When I was growing up, my parents were for some years the directors of a camp that was maybe 45 minutes away from our house. In the spring we would pack up the family and move to camp, and at the end of the summer we would move back. Coming home at the end of the summer, we would tentatively wander through the house expecting . . . something. Even though almost everything was exactly as we left it, we still had to make sure. Like treasure hunters we’d scream across the house when one of us found a picture that had fallen off the wall or an open closet door that we were sure was closed before we left.
If there were COVID restrictions on gathering for worship in our churches, many of us feel the same way about coming back to church. What will be the same? What will be different? It has been so long!
But this might be the perfect time to make some changes—not wholesale changes to cause alarm or add to people’s anxiety, but revisions to surprise and maybe even delight.
I Did This for You
Some years ago I designed this set of liturgical paraments (hangings or ornamentation) for a collection of ideas that became a book (Come and See, faithaliveresources.org).

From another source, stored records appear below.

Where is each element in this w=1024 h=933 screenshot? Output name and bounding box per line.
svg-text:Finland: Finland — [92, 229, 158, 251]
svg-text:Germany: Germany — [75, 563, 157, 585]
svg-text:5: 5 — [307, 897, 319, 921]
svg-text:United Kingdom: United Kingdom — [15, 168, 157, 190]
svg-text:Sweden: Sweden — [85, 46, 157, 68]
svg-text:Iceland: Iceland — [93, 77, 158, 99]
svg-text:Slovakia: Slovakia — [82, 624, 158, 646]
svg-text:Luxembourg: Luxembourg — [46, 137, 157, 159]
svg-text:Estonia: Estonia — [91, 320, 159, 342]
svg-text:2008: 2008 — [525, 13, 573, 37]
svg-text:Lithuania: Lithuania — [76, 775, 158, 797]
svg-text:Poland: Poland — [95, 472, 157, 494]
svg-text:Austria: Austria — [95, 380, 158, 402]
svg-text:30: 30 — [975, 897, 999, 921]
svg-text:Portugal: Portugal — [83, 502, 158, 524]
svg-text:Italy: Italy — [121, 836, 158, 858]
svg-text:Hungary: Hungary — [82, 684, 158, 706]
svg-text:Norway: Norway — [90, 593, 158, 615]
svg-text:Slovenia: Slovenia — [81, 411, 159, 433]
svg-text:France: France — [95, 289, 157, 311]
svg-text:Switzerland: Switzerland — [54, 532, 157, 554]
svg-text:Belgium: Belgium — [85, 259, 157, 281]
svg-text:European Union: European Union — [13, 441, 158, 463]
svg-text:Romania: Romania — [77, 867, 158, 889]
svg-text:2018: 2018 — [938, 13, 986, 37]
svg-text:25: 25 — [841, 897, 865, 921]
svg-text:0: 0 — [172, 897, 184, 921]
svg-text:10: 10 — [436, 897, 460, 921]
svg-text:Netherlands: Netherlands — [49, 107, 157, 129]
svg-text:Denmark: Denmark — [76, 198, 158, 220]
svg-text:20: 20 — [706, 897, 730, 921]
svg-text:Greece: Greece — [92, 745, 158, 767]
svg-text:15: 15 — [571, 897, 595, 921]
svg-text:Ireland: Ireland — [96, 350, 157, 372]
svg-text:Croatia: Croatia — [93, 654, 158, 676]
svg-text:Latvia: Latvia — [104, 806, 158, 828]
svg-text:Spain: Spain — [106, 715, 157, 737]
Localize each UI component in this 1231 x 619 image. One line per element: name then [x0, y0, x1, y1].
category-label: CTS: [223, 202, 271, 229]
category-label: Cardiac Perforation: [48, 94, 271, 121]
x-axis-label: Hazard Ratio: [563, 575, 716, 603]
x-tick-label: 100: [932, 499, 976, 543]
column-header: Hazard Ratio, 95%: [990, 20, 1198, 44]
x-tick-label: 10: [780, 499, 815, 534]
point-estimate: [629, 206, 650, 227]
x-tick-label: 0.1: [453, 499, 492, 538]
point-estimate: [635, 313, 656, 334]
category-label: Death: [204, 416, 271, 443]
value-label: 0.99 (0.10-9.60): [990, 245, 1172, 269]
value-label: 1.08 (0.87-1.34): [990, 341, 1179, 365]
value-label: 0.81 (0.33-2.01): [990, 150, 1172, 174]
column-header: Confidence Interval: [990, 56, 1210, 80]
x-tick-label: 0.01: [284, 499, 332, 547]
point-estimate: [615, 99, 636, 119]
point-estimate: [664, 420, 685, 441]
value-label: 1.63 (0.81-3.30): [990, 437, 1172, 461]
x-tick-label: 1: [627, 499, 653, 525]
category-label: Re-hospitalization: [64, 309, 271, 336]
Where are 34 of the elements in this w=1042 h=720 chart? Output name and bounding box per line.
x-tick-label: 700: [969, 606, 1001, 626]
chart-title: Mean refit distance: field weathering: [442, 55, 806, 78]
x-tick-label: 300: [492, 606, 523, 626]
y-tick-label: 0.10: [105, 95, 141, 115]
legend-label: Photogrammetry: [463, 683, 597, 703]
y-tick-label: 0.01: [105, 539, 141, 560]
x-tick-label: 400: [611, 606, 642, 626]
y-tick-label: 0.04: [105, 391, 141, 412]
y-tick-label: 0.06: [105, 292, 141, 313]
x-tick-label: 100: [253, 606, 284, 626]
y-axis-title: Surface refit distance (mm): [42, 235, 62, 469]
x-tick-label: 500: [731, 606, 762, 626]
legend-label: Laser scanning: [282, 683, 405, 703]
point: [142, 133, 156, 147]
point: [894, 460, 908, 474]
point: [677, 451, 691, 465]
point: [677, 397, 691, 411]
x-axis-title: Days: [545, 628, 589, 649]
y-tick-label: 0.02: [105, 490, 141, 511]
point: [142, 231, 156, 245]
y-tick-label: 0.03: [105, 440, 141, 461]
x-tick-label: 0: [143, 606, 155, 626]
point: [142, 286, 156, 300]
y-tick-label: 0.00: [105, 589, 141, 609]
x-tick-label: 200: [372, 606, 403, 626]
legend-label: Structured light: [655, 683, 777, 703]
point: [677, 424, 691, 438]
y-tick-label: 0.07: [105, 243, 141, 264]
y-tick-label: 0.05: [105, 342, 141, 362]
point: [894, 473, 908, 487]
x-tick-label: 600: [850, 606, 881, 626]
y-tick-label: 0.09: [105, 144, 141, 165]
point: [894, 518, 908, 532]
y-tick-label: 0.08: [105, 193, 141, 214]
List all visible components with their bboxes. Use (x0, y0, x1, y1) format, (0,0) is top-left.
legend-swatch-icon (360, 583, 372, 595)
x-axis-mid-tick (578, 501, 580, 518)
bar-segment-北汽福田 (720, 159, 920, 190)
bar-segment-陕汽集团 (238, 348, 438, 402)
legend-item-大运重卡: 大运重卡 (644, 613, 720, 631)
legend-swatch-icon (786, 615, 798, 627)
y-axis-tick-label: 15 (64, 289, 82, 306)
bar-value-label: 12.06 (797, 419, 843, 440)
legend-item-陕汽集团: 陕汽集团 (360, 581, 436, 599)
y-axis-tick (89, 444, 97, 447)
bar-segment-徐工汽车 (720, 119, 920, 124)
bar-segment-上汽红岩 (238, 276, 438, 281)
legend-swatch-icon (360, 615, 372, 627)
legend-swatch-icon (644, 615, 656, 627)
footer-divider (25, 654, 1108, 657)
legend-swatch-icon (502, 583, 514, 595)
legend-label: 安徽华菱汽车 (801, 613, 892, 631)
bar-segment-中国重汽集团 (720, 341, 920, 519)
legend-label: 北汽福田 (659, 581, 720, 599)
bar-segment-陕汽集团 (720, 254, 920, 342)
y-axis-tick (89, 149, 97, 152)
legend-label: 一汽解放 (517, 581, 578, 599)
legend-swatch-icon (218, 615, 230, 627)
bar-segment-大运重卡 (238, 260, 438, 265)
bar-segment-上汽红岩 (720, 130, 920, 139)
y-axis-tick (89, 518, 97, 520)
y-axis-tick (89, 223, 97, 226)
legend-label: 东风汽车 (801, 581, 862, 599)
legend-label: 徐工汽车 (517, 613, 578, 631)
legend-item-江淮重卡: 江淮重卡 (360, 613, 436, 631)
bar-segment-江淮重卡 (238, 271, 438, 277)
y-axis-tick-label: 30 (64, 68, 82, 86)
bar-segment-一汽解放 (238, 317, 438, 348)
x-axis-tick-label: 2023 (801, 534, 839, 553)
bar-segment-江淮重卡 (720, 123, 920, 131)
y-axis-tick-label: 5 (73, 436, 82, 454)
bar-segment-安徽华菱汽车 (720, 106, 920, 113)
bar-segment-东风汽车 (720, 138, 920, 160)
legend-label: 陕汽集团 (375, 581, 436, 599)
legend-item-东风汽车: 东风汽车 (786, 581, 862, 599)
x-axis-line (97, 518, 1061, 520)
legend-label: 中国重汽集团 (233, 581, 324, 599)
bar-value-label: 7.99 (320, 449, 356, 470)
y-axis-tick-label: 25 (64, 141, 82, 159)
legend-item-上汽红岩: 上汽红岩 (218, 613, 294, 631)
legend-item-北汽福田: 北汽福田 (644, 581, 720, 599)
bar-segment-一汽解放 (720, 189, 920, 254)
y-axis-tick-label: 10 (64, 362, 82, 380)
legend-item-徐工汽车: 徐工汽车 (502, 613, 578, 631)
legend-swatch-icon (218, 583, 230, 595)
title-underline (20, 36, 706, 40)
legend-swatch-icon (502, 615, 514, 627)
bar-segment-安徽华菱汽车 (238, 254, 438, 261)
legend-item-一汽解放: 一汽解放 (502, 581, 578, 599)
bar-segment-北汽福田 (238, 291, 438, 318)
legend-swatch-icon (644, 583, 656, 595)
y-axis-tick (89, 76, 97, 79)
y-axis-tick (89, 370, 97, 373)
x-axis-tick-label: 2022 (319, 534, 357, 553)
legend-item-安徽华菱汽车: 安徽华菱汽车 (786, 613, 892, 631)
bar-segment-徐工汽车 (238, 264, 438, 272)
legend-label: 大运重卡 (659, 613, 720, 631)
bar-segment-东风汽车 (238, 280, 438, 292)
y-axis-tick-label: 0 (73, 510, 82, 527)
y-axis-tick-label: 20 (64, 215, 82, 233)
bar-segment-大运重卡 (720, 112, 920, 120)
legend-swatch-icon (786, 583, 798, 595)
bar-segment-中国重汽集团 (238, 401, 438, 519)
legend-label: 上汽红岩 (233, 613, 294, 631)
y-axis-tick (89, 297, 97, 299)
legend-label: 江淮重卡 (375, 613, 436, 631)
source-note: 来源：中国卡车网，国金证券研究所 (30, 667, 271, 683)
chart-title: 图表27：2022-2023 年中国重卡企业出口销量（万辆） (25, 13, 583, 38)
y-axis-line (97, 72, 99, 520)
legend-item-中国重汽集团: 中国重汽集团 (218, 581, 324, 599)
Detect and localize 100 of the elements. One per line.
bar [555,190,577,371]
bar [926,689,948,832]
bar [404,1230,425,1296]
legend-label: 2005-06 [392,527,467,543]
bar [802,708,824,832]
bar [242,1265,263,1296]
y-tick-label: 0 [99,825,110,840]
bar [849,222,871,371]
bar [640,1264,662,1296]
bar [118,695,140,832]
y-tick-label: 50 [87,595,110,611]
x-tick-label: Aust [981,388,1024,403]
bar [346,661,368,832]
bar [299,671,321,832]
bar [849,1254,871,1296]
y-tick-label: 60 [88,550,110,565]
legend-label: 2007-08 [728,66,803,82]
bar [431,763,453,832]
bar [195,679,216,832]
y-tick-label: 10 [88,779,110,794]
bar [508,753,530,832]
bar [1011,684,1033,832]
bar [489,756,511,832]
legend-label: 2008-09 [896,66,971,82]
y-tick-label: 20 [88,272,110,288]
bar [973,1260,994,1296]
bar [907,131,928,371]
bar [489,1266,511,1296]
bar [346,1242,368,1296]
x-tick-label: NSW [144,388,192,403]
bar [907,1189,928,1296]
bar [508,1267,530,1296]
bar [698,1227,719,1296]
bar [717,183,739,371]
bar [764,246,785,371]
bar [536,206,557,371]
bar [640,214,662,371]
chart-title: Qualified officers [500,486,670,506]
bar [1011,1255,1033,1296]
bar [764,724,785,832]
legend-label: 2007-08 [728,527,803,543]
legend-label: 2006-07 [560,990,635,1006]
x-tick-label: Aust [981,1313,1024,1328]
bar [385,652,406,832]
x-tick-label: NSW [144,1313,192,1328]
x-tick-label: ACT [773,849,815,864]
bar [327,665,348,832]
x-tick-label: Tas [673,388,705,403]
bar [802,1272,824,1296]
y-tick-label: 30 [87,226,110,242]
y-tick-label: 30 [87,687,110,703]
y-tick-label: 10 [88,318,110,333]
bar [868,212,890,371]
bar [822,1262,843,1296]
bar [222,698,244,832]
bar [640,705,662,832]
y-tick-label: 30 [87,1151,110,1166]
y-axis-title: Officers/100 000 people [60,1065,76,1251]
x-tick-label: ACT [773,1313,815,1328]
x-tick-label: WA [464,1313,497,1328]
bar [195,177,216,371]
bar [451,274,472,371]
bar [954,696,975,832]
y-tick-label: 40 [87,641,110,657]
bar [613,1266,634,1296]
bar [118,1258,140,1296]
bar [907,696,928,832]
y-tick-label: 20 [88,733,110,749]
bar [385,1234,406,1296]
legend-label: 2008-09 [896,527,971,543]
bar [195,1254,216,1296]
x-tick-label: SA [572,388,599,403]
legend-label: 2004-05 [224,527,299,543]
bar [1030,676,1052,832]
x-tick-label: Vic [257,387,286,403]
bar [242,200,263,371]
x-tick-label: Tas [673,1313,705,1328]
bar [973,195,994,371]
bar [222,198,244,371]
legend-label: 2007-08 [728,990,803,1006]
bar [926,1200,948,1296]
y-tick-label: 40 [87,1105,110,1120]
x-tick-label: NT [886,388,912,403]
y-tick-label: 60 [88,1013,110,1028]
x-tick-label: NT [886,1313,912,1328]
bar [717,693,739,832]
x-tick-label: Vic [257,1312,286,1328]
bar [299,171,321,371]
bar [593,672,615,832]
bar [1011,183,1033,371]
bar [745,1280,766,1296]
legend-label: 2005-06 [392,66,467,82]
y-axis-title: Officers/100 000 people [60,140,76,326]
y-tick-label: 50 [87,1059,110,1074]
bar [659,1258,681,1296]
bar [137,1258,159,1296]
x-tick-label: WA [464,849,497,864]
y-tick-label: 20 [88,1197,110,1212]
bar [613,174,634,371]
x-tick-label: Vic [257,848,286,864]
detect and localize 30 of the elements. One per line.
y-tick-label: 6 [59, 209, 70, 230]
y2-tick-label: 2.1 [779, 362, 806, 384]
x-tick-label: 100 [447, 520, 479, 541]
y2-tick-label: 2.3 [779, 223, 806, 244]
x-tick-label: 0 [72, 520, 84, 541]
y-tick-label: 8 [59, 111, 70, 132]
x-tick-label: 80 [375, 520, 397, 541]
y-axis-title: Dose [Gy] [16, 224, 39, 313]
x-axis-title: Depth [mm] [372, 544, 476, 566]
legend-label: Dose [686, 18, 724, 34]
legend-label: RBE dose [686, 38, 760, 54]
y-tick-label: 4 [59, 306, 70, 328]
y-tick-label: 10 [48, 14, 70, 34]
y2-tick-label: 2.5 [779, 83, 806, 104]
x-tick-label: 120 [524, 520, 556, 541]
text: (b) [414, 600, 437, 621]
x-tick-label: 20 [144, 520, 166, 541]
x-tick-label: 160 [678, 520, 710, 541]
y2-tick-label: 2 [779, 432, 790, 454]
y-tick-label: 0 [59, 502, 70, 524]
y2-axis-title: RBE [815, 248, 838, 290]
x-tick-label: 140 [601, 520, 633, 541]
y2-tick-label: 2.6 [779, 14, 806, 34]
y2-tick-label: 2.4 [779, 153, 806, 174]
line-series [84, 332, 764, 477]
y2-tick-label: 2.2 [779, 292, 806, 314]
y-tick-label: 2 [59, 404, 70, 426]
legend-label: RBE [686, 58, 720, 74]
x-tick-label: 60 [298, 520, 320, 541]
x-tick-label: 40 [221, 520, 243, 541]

Maybe dressing up the pulpit furniture would be just the thing for when people gather again in person.
The parts of this set would be used on the table for the Lord’s Supper, on the font for baptisms, and (perhaps less obviously) on the pulpit for a profession of faith.
Appliqué the individual letters to heavy poly/cotton fabric and finish with hand stitching. Even better,
find someone with a long-arm quilting machine to add the swirl patterns. Quilting adds substantial “oomph” to this design.
Every gathering of worshipers has its own character, of course, and visual artists need to respect that character. But it might be time to revise our worship spaces as we reopen them.